Wichtige Funktionen:

 kopieren der Verzeichnisstruktur aus dem Quellordner in den Zielordner (wie soundKonverter das halt auch kann)

 Konvertieren von einem Format ins andere (logisch)

 Größe ändern, drehen, spiegeln, ...

 Farbbilder in Graustufen umwandeln

Großartige Foto- und Nachbearbeitungseffekte brauch ich nicht. Wichtig wär halt, dass er wie soundKonverter die Verzeichnisstruktur kopieren kann. Der Batch-Konverter für Gimp kann das zum Beispiel nicht.
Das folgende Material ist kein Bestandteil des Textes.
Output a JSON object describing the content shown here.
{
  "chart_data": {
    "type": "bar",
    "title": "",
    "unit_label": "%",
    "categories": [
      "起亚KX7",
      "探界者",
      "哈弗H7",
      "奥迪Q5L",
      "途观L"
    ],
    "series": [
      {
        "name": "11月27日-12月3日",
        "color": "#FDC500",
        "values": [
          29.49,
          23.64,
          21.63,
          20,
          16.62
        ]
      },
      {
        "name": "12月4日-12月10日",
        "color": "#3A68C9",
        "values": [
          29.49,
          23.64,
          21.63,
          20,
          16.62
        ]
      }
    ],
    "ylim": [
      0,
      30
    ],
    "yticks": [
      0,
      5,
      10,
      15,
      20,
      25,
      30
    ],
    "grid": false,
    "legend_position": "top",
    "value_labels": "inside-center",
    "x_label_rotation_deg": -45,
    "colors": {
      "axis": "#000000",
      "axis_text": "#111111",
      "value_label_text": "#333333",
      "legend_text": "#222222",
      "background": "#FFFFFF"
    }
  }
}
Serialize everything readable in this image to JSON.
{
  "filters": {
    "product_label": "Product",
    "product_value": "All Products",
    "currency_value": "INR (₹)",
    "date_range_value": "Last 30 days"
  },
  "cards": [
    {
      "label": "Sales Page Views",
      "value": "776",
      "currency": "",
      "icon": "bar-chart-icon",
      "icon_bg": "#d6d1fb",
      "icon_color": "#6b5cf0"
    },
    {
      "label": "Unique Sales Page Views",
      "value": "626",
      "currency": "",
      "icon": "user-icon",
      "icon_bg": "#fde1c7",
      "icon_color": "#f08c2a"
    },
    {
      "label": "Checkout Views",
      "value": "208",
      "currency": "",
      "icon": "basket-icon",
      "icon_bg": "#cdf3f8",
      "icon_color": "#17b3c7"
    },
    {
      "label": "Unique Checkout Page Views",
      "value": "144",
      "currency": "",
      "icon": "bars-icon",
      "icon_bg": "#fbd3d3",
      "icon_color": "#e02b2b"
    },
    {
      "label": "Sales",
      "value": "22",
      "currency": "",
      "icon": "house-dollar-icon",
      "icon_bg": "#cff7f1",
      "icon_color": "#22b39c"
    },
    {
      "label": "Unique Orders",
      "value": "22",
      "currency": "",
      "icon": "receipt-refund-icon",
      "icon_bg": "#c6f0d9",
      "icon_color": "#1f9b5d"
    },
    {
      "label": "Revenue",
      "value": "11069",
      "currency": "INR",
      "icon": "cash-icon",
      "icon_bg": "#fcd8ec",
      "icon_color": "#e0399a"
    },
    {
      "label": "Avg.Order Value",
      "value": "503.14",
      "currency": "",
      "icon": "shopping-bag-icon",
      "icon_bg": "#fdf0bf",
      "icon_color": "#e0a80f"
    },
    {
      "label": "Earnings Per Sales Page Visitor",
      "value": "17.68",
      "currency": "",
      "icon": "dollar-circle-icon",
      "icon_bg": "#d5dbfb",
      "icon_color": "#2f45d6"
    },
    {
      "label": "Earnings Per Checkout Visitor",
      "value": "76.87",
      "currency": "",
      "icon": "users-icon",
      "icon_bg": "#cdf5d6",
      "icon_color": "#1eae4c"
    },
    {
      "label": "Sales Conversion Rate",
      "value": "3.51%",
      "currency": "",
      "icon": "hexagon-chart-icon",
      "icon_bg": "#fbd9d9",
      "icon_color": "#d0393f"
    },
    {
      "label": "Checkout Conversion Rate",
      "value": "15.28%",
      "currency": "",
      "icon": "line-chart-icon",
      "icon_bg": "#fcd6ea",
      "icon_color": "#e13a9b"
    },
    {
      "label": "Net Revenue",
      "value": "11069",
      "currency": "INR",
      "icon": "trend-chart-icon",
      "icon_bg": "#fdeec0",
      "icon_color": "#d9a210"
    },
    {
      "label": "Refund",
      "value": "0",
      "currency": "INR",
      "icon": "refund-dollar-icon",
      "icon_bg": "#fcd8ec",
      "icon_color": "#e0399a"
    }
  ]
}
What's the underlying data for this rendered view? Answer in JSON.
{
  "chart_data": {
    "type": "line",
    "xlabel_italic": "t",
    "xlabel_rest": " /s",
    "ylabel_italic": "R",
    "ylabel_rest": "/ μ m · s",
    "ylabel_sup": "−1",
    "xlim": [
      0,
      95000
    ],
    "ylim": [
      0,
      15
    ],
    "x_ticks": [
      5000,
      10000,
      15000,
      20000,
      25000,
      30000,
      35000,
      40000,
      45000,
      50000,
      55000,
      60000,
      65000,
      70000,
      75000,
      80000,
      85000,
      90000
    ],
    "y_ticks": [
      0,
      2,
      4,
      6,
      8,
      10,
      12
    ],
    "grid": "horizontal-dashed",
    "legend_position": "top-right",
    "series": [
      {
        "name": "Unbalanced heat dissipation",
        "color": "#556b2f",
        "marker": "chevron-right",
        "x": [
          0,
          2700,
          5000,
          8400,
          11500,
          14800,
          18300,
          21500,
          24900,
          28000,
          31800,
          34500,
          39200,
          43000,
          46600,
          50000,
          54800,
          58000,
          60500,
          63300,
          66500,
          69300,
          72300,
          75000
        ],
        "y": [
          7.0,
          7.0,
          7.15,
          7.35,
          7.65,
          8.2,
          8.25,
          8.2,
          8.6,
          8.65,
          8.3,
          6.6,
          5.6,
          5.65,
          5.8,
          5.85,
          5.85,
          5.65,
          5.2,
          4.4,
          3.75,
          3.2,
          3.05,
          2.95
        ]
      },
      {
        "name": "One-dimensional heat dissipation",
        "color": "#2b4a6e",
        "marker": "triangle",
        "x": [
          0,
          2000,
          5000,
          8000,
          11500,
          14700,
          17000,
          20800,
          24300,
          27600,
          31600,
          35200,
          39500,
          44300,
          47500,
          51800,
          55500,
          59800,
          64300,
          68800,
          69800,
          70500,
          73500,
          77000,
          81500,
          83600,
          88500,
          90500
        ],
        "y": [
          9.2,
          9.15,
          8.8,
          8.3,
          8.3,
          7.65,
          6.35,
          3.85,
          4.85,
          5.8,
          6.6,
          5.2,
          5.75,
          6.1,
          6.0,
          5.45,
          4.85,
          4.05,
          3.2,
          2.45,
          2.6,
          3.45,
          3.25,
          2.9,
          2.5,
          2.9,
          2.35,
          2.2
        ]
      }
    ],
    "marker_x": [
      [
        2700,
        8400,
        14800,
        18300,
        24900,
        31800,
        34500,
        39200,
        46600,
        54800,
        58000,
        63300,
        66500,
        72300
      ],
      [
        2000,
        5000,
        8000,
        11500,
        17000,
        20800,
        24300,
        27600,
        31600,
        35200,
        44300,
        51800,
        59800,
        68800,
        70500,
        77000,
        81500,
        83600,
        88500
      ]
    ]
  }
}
Außerdem ist er umständlich zu bedienen (man kann keine Ordner rekursiv hinzufügen etc.).

Was grafisches wär natürlich top, aber wenn jemand ein Kommandozeilen-Tool oder Script kennt, das diese Funktionen hat, dann soll er sich auch melden.  :Wink: 

Kennt jemand ein geeignetes Programm?

----------

## makkk

Das kannst du alles mit imagemagick tun.

Allerdings denke ich du wirst vielleicht selbst ein kleines script für deine Bedürfnisse schreiben müssen.

Aber wer weiß.. es gibt sicher schon scripte dafür.. ich glaube es gibt auch nautilus Plugins.

----------

## Fabiolla

Hallo, 

verwende dazu imagemagick + ein Shellscript, die Convert-Funktionalität von imagemagick ist sehr mächtig.

Siehe dazu http://www.imagemagick.org/script/convert.php

Für Gui wäre eventuell Gwenview mit den Kipi Plugins (ich glaub Use-Flag kipi muss gesetzt sein) eine Variante

Für Kipi Plugins siehe http://www.kipi-plugins.org/drupal

lg

----------

## jkoerner

Ich würde mich zuerst einmal bei  kde-apps.org  umsehen. Dort gibt es haufenweise relativ unbekannte Programme für den Grafikbereich.

----------

## artbody

wenn du noch ein 32Bit system hast » xnview

----------

## blice

wine und irfanview ?

----------

## dakjo

 *blice wrote:*   

> wine und irfanview ?

 

Pfui!

----------